Secara tidak langsung dr. Martha ingin menyampaikan pesan bahwa berkesenian tradisional bukanlah hal yang memalukan, atau ketinggalan jaman, atau kurang bergengsi. Seni itu masalah selera, semuanya bagus, menurut standar masing-masing. Dan seni bukan dunia hitam putih, seni punya banyak spektrum, punya keunggulan sendiri-sendiri dan sebaiknya tidak dibanding-bandingkan.

“Saya tidak pernah punya pandangan jika sebuah kesenian memiliki posisi yang lebih unggul dari seni jenis lainnya. Dalam scope yang lebih luas saya ingin membangkitkan kesadaran tentang value seni bahwa preferensi seseorang untuk memilih apa yang dia sukai tidak membutuhkan persetujuan atau approval dari pihak lain. Jadi kita suka apa yang memang benar-benar kita sukai, tidak sekedar terombang ambing arus” ujarnya.

Di Undip, dr. Martha juga berkesempatan menjadi pembina unit kegiatan mahasiswa bidang seni (kegiatan tari dan paduan suara). Ia mencoba menyelami alam pikiran mahasiswa jaman sekarang tentang apa yang membuat mereka lebih menyukai budaya populer (misal kesenian pop korea) dibandingkan seni tradisi yang kita miliki, dari hal itu akan bisa diuraikan satu per satu apa sebenarnya yang membuat sebagian kalangan menganggap seni tradisi adalah sesuatu yang kuno dan bisa diambil langkah nyata untuk melindungi supaya seni tradisi tidak punah.

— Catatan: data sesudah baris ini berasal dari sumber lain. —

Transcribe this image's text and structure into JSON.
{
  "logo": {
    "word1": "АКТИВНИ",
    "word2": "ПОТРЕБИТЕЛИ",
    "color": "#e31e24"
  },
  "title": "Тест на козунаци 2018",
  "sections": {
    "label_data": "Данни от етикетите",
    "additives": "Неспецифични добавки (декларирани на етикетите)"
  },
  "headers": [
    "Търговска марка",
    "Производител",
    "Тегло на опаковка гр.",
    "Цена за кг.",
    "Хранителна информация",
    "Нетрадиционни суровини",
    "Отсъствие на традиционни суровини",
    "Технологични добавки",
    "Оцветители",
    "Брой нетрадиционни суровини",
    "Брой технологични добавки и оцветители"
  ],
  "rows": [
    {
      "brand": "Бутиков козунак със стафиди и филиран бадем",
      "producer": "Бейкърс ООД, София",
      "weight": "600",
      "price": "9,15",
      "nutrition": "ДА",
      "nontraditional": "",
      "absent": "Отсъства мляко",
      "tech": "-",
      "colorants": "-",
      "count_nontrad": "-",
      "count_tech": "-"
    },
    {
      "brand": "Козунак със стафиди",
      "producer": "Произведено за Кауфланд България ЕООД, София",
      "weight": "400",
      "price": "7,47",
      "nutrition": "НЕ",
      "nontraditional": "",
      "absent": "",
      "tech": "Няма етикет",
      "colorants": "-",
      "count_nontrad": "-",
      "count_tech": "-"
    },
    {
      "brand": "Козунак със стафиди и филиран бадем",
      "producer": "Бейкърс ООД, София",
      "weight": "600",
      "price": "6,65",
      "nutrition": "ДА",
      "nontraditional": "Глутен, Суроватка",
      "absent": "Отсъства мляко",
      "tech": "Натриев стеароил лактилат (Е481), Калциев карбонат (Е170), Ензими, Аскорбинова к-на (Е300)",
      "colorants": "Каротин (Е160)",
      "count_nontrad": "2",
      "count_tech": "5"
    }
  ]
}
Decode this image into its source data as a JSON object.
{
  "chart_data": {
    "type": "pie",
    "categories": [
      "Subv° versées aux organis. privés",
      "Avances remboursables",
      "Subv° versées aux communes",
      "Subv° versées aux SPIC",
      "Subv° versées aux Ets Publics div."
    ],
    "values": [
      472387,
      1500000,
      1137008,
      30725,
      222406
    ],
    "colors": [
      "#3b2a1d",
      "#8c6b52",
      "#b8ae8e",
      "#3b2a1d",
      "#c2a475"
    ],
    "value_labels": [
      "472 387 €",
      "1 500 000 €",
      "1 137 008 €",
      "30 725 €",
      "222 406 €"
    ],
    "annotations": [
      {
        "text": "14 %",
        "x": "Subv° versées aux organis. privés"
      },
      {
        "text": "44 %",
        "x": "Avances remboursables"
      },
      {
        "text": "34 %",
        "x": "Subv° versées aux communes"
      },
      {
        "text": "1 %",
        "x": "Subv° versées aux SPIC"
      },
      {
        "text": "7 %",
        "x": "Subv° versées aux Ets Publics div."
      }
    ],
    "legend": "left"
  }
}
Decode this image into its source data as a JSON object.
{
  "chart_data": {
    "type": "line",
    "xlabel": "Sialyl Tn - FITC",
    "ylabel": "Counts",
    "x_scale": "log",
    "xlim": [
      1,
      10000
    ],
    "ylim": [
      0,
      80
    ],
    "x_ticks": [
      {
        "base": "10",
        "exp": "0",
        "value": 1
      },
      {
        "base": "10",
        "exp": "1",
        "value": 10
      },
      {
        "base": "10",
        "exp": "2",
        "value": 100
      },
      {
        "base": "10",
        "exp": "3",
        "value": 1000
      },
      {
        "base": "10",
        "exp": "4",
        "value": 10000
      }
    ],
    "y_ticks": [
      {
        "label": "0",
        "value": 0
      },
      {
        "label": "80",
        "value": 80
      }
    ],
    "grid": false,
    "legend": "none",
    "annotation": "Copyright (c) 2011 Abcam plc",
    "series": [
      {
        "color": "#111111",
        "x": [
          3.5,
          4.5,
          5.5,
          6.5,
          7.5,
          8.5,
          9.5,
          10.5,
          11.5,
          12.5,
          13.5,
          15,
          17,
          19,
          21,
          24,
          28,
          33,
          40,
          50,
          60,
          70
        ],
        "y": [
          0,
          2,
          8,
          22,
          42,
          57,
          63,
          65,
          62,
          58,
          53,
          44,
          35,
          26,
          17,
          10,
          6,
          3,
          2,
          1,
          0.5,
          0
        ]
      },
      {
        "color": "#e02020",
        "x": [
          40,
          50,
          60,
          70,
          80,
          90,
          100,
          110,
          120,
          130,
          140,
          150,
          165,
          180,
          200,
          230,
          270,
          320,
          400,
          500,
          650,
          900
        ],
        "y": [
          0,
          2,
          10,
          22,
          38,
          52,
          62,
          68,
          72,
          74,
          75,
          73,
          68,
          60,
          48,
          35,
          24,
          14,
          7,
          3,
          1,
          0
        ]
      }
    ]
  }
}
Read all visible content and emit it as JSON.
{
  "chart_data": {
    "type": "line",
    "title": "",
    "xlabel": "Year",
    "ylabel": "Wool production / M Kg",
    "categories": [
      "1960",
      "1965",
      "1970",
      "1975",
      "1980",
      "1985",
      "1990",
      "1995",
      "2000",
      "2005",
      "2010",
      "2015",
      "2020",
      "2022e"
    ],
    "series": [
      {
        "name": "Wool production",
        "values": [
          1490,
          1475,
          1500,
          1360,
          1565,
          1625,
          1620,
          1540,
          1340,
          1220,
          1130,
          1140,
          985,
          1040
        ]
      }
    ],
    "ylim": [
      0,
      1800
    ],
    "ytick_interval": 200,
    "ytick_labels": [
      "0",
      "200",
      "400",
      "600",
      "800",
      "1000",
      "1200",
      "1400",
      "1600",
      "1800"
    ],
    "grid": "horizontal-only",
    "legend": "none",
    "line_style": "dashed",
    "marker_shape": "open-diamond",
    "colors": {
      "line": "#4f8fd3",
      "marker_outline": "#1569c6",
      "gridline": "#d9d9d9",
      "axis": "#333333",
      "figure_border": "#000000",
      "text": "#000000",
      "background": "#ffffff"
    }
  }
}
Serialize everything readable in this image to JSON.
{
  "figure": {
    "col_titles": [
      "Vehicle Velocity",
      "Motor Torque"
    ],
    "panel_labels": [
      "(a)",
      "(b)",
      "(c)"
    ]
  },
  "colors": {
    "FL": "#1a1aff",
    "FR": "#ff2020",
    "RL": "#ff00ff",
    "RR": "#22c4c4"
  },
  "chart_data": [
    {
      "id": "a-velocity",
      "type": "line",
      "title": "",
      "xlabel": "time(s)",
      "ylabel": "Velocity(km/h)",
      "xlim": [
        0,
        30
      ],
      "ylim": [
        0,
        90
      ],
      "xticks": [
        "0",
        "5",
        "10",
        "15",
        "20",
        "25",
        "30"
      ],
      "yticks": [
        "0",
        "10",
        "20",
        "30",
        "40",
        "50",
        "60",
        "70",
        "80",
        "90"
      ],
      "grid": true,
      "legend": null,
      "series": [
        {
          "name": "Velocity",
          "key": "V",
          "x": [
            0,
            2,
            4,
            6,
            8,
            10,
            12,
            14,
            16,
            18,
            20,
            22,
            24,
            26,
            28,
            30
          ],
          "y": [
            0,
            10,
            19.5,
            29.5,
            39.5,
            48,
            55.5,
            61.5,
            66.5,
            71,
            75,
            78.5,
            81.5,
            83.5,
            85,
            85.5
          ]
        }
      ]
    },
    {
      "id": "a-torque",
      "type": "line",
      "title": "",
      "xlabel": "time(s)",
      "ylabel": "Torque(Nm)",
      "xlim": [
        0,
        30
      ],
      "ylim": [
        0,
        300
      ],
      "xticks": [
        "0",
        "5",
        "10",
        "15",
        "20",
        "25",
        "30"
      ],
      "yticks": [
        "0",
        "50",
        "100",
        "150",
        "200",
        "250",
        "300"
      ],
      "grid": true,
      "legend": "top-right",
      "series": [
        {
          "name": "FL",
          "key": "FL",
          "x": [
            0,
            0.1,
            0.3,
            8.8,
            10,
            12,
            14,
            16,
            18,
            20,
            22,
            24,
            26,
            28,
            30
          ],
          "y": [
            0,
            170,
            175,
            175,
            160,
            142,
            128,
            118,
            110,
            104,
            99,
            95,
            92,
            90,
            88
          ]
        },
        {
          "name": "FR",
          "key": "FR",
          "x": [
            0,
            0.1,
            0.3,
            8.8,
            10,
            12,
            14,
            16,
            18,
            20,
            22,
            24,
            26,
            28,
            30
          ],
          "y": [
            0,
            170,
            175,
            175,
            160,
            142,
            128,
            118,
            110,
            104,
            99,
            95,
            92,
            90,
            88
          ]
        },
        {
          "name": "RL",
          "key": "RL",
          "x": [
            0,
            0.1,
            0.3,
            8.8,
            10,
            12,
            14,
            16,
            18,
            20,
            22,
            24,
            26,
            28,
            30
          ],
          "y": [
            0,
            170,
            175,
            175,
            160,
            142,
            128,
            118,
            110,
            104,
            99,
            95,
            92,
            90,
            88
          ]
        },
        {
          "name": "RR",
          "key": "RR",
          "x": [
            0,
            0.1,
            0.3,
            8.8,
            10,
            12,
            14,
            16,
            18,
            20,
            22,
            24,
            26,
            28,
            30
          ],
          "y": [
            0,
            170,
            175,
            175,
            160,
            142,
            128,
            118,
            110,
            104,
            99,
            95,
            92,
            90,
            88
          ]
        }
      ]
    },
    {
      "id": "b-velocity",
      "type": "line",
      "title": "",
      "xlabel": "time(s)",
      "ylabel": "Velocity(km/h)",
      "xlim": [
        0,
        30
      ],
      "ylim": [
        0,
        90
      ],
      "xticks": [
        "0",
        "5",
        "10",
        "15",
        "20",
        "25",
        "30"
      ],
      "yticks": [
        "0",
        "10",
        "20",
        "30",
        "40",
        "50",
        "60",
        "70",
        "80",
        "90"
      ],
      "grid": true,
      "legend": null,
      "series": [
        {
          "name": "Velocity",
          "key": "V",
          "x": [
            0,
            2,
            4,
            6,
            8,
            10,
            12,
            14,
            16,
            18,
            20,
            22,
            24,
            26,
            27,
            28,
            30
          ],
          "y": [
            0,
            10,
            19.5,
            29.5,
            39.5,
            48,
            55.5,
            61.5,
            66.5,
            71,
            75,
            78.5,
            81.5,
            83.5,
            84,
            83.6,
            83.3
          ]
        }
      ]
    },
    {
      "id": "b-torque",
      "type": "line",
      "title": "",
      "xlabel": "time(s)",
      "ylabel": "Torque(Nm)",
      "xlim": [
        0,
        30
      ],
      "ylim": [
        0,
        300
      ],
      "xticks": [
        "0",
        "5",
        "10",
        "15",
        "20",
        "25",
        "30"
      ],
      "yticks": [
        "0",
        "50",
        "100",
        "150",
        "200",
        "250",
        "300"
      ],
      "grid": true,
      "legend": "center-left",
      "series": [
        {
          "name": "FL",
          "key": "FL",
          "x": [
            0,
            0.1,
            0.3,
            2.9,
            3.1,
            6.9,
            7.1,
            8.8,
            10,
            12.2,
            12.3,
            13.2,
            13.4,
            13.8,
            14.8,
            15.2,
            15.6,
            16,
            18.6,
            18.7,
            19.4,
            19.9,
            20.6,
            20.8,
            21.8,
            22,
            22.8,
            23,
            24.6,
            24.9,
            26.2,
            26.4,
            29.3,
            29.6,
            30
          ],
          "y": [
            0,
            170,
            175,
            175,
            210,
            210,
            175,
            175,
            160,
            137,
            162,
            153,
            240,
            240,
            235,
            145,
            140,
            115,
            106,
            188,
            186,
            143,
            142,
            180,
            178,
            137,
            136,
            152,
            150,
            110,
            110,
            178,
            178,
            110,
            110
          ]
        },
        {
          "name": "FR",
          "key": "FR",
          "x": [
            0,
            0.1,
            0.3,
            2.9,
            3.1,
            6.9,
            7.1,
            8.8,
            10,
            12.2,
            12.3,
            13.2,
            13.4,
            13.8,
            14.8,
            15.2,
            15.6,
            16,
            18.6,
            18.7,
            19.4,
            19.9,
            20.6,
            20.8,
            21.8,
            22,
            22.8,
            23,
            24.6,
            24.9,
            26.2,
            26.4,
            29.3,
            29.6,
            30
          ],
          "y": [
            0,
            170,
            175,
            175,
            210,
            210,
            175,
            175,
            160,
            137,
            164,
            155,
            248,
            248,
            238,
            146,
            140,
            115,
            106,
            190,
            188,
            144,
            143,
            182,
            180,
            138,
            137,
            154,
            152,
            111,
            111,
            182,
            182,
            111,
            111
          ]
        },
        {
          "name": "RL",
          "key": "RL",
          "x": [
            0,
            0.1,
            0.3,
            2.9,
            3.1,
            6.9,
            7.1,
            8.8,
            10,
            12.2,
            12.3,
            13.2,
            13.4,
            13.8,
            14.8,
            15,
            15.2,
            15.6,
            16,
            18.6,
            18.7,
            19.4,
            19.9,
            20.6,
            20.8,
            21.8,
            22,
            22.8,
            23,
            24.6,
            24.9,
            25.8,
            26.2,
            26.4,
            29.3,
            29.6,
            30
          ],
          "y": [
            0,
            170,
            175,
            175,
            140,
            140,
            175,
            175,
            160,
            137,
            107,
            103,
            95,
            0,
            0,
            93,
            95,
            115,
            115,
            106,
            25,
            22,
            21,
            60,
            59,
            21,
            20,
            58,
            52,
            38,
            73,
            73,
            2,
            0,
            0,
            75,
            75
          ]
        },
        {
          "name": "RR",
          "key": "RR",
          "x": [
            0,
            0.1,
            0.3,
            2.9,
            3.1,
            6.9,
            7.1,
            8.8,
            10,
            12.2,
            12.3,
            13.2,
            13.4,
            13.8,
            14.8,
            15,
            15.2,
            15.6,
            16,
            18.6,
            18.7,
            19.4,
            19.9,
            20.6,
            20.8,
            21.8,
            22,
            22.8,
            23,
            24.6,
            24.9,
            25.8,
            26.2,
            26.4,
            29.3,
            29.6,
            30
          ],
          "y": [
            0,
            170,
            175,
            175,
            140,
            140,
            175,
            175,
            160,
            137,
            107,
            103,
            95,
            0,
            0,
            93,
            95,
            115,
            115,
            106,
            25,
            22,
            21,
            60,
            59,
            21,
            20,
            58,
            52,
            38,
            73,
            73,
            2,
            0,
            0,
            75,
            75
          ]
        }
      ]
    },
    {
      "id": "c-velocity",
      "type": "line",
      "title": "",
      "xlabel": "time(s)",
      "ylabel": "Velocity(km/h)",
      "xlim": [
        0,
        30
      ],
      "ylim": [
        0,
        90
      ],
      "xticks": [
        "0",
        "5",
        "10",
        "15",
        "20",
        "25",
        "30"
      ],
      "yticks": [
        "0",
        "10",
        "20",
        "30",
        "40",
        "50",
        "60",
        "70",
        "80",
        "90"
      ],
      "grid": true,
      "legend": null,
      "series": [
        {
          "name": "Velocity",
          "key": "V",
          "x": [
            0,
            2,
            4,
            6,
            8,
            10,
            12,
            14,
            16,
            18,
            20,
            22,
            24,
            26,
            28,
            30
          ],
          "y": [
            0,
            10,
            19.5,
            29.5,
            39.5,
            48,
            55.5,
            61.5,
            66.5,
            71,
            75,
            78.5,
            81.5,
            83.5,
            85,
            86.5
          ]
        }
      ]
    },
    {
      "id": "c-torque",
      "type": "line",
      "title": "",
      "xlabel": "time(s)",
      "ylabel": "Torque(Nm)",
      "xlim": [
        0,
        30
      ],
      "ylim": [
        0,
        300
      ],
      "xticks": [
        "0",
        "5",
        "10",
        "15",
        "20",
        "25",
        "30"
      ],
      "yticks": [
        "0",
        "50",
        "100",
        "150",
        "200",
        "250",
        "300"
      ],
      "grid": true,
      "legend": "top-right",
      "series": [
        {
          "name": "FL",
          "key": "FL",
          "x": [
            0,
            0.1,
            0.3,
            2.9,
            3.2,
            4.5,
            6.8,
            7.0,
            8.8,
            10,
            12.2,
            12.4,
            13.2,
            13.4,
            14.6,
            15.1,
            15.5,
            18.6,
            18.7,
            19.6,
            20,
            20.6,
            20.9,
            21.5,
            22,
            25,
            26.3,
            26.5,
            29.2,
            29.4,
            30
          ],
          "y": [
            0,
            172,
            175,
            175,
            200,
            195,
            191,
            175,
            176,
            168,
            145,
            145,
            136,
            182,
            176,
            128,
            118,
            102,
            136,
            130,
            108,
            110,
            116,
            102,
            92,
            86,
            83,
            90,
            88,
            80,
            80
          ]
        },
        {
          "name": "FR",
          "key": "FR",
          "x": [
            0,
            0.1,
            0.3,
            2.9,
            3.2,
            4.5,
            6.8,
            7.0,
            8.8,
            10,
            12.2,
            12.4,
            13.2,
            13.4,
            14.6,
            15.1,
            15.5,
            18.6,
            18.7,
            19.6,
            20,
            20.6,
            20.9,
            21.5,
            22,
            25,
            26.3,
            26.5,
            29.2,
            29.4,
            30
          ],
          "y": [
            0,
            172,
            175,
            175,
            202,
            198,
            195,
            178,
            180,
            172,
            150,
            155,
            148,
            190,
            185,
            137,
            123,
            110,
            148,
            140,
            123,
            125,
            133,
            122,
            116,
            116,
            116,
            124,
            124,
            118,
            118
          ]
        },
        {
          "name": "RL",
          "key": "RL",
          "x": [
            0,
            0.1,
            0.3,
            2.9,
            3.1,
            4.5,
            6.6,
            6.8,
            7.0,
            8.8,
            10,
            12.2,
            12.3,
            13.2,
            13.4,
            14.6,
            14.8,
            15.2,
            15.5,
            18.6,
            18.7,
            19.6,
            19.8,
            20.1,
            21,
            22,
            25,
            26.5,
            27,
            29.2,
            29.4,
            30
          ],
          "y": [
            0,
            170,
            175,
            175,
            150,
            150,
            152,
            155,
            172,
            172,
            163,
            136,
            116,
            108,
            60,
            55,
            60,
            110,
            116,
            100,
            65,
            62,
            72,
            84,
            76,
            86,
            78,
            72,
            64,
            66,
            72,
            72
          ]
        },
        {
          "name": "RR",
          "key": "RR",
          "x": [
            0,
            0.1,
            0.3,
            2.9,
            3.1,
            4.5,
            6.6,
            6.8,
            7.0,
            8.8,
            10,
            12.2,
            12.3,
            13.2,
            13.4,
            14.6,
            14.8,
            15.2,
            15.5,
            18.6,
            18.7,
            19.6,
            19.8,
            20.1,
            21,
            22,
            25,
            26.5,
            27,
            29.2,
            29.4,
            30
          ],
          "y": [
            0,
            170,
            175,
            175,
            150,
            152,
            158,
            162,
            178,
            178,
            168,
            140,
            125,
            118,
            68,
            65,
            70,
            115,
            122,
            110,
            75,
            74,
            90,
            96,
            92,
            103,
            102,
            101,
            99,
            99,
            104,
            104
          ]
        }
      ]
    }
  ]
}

Memang tidak bisa dihindari ada beberapa hal yang mungkin perlu dimodifikasi karena sudah menjadi kewajaran bahwa apa yang tidak adaptif akan punah tergerus jaman.

Di tengah kesibukannya sebagai dosen sekaligus dokter, ia masih bisa membagi waktu saat latihan menari atau ketika ada banyak pementasan. “Akan selalu ada waktu untuk diada-adakan jika menyangkut  hal yang disukai, tapi  dengan manajemen waktu yang baik, artinya tidak menunda-nunda pekerjaan agar tidak menumpuk dan segera bisa beralih ke aktivitas lain. Ketika bekerja saya tidak memikirkan hal lain selain pekerjaan, begitu juga ketika sedang berkesenian atau berkegiatan lain. Perlu pengalaman untuk bisa menyeimbangkan berbagai aspek dalam berkehidupan. Meskipun tidak selalu berhasil, tapi sampai sekarang  saya tetap harus belajar” katanya.

dr. Martha menyukai kisah-kisah wayang purwa, yang juga dimainkan dalam wayang orang. Kisahnya sebagian besar perkiblat pada kitab Ramayana dan Mahabharata. Menurutnya, filosofi pada cerita wayang sangat dalam. Wayang sendiri berarti bayangan, atau bisa diartikan gambaran cerita-cerita yang terjadi di dunia ini. Hal yang sangat sering digambarkan oleh wayang adalah karakter manusia. Pada wayang digambarkan sebuah karakter tidak ada yang bersifat mutlak, selalu ada setitik kebaikan pada sesuatu yang jahat, dan sebaliknya. Tidak ada hitam yang benar-benar hitam, dan tidak ada putih yang benar-benar putih. Baginya value tersebut penting, karena membuat kita berusaha memahami apa yang dipikirkan atau dilakukan seseorang, misalnya tidak mudah menghakimi suatu hal karena semuanya relatif. Dan ujungnya adalah melatih rasa empati, merasakan apa yang orang lain rasakan, dan semua itu juga merupakan sesuatu yang dibutuhkan dalam profesi dokter.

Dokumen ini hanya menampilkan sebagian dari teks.